Читать «Я дрался за Украину» онлайн - страница 48

Антон Василенко

Энкаведисты часто ходили по селам, искали «бандер». Ходили по хатам, мешки себе набивали, грабили людей страшно! Заходит в хату, открывает шкаф, в шкафу одежду переворачивает, выбирает. Что ему понравилось — положил в мешок. А люди их сильно боялись, потому что они убивали, били. Если что-то не отвечает человек — то чекист бьет.

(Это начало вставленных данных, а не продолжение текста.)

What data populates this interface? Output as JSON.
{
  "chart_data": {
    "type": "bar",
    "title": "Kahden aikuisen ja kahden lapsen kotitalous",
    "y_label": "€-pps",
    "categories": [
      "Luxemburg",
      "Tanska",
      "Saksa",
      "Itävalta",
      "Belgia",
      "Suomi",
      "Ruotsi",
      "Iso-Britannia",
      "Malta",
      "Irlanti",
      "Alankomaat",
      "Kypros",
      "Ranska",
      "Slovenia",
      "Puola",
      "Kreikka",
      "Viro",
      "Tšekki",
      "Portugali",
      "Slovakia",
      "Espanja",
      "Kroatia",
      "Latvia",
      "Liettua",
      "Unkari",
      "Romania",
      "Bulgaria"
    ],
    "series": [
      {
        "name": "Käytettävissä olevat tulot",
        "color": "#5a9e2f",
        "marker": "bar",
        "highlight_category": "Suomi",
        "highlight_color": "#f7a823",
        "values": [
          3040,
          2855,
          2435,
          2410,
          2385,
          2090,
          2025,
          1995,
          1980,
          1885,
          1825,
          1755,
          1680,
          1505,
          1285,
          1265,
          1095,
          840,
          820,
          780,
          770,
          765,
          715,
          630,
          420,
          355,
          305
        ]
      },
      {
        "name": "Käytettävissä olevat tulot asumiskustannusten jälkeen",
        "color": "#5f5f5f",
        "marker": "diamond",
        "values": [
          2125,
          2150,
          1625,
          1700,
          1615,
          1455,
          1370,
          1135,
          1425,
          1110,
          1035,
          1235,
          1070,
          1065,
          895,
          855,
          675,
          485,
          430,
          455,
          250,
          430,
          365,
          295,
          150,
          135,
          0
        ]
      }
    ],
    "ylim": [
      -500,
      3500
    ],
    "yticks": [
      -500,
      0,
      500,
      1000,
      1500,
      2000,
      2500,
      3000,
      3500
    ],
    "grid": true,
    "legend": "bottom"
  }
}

Меня два раза ранило в бою. Первый раз в 1945 году, получил осколки в ногу, не мог идти — так меня хлопцы взяли, я на винтовку сел, держался за плечи одному и второму, и так меня занесли в одну хату. Там взяли коня, подводу, положили меня на подводу и повезли в госпиталь. Осколки из ноги вынули, ногу положили в шину — обложили гипсом и досками. И после этого я три месяца лежал в бункере. А второй раз, в 1947 году, мне пуля прошла через сапог — два пальца на ноге оторвало. Они на коже держались, так хлопцы сделали мне операцию в бункере — отрезали, забинтовали, и так зажило.

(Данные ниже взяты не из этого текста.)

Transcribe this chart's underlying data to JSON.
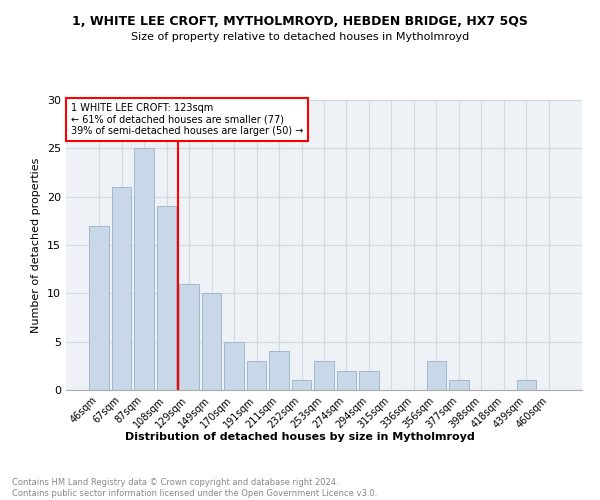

Были у нас такие места, где лечили. У нас местная сеть ОУН имела госпитали в бункерах — там и хирурги работали, и терапевты, и другие врачи. Один хирург у нас был еврей — сильный хирург! Он очень много лечил наших хлопцев. Но когда стало нам совсем тяжело, то он упал духом, говорил: «Хлопцы, пусть уже будет ваша славная Украина! Пустите меня домой!» Женщин много работало в тех госпиталях — врачи, медсестры. А еще мы имели лечебные лагеря — в Черном лесу, в Карпатах возле Яблуницы.

А.И. — Где зимовала Ваша сотня?

П.Г. — В 1944, 1945 году мы зимовали в селах. В 1946 году сотня в горах зимовала, все вместе — или строили шалаши, или спали под снегом. На зиму 1947 года сотня разделилась, разошлась по схронам. Я тогда зимовал на Черногоре — построили большой бункер возле Говерлы, со стороны Закарпатья. Мы большие бункеры строили до 1949 года. А позднее, когда сотни разделили, то бункеры делали на восемь, на десять, на двенадцать человек. В лесах выкопали много бункеров. Каждая группа рыла бункер сама себе, ночью, чтобы никто не знал — тогда он держался долго. Землю относили далеко, смотрели, где есть вывороты, там где лес ветром валило — засыпали ту землю туда.

Тяжелая нам выпала работа, тяжелая жизнь, не дай Бог… Я был здоровый гуцул, молодой, красивый — на меня девушки заглядывались. Крепкое телосложение имел, сильные руки — все переносил. А сейчас болею, мучаюсь — ноги болят, сердце болит. Уже прошу у Бога смерти…

А.И. — Когда Вашу сотню расформировали, много повстанцев вернулось домой?

П.Г. — Из нашей сотни все хлопцы воевали дальше, в 1949 году на легализацию уже никто не пошел. Да уже нечего было идти — пошли бы в тюрьму, на муки. Мы все это знали, потому что еще до этого у нас некоторые шли и сдавались. А если ты сдался, то должен людей выдать — кто помогал, кто кормил, где кто кого прятал. Тем, кто выдал, советы, может быть, что-то и прощали, но все равно судили. Использовали и судили. Они и меня хотели использовать, когда я к ним попал — я бы людей выдал, люди мучились бы в тюрьмах из-за меня, а меня все равно осудили бы.